Abstract 178: Patients’ Experiences in Emergency Research- ProTECT Phase (PEER-ProTECT)
Background: Resuscitation research often requires an exception from informed consent (EFIC). Concerns exist regarding patients’ experiences when enrolled in EFIC studies, and it is unclear whether community consultation participants’ views reflect views of enrollees.
Methods: The Patients’ Experiences in Emergency Research- ProTECT (PEER-ProTECT) study was nested within the Progesterone for the Treatment of Traumatic Brain Injury (ProTECT III) Trial, a placebo-controlled trial of progesterone in traumatic brain injury (TBI). ProTECT III patients or surrogates (if the patient died or could not be interviewed) were enrolled from 12 hub sites. Structured interviews used open and closed-ended questions to explore views and acceptance of EFIC enrollment in ProTECT III. Closed-ended responses were analyzed using simple descriptive and bivariate statistics. Text data were analyzed thematically.
Results: 31 patients and 54 surrogates were interviewed. 71 (84%) subjects were glad they (or their family member) were included in ProTECT III. 66 (78%) found their personal EFIC inclusion acceptable; 4 (5%) found it unacceptable, and 15 (18%) were neutral or uncertain. Female subjects were more likely to agree with their EFIC enrollment (87% vs. 67%, p=0.025). Black subjects were less likely to agree with their EFIC enrollment than white or Hispanic subjects (55% vs. 83% and 100% respectively, p=0.029).
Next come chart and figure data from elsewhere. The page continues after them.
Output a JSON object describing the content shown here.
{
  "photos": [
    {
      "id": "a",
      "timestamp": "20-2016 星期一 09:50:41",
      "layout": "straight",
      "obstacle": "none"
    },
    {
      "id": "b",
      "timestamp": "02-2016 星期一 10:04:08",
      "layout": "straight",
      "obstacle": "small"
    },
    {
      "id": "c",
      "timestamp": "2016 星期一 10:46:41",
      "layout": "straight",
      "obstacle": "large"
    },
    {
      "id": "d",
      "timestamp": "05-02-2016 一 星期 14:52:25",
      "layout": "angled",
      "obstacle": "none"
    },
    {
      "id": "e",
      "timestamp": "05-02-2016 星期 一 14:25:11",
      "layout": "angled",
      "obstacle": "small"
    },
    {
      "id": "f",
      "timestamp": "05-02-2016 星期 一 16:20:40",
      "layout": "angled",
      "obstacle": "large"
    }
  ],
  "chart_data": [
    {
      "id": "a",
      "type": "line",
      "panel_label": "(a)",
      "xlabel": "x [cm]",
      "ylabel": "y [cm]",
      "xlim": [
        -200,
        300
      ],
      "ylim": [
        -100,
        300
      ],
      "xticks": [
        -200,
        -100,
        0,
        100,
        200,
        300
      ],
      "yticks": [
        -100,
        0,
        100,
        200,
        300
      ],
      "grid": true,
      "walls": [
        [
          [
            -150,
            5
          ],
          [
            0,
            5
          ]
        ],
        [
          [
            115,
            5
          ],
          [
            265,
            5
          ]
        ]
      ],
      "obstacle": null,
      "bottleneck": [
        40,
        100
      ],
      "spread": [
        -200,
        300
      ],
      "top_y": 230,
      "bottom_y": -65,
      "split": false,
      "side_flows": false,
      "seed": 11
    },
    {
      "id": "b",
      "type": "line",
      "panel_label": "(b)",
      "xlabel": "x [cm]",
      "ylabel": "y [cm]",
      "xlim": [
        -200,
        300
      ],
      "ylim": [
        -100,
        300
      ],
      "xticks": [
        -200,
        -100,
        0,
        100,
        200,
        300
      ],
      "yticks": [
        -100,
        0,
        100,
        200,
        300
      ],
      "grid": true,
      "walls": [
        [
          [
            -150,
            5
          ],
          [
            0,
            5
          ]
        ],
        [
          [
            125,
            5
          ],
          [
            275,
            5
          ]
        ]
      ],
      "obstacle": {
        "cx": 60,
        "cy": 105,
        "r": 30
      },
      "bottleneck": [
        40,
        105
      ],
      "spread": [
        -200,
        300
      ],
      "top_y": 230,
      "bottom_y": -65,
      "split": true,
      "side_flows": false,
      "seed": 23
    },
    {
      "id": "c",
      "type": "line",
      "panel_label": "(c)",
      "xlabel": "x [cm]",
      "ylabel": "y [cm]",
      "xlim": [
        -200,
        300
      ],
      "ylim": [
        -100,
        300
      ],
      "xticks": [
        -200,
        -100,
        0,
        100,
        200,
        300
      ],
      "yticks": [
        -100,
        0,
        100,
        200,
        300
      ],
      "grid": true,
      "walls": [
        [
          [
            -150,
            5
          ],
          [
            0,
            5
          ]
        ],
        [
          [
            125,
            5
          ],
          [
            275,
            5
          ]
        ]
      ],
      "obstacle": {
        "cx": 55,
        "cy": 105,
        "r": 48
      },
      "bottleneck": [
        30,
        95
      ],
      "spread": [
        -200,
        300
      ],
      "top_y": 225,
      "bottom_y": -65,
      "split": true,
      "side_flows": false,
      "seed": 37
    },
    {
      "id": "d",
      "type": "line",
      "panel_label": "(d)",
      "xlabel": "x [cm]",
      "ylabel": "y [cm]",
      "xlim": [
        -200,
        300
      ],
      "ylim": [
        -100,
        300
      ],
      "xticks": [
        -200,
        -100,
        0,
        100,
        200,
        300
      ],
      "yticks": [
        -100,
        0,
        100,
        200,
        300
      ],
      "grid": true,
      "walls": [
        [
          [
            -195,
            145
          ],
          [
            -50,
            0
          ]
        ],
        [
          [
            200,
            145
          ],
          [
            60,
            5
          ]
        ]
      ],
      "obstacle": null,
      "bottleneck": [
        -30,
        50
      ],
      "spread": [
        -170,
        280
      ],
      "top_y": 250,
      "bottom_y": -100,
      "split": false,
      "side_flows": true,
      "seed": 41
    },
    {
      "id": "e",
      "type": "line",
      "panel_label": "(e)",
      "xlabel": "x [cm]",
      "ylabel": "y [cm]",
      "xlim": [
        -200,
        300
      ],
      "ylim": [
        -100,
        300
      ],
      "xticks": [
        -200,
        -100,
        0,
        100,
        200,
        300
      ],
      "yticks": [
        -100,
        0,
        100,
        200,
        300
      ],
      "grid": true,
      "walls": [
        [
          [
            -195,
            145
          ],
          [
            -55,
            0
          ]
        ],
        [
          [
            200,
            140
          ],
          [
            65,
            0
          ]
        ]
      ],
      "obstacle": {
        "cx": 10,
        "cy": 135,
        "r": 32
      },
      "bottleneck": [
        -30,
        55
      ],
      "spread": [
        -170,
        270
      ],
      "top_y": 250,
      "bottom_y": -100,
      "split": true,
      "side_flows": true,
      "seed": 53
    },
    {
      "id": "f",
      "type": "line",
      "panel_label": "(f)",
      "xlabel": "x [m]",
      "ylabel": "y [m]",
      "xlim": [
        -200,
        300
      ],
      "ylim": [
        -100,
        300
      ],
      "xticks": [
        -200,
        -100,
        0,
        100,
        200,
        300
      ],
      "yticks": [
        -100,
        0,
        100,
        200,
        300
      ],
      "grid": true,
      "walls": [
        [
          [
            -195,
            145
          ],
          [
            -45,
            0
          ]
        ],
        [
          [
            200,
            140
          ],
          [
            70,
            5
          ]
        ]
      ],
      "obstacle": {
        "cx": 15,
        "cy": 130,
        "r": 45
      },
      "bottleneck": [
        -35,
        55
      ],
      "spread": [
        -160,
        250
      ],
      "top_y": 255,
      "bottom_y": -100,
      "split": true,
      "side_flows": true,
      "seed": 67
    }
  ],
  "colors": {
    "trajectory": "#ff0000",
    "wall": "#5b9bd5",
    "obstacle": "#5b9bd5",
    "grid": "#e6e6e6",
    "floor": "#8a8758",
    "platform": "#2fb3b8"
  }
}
There were no significant differences between patients and surrogates. In textual analysis, 26% expressed some concern about EFIC. Positive responses mostly related to potential direct medical benefits (88%), recognition that consent was impractical (39%), low study risks (35%), and desire to contribute to science (32%). Subjects generally accepted placebo use (79%) and randomization (91%).
Conclusions: Most enrollees and surrogates in a placebo-controlled EFIC trial for TBI had positive views of enrollment; approval rates were higher than in a prior study in a prehospital seizure trial and in community consultation reports from ProTECT III. The latter finding suggests that community consultation may underestimate enrollee acceptance. Male and black subjects’ lower acceptance, however, demonstrates some heterogeneity within this population.
- © 2013 by American Heart Association, Inc.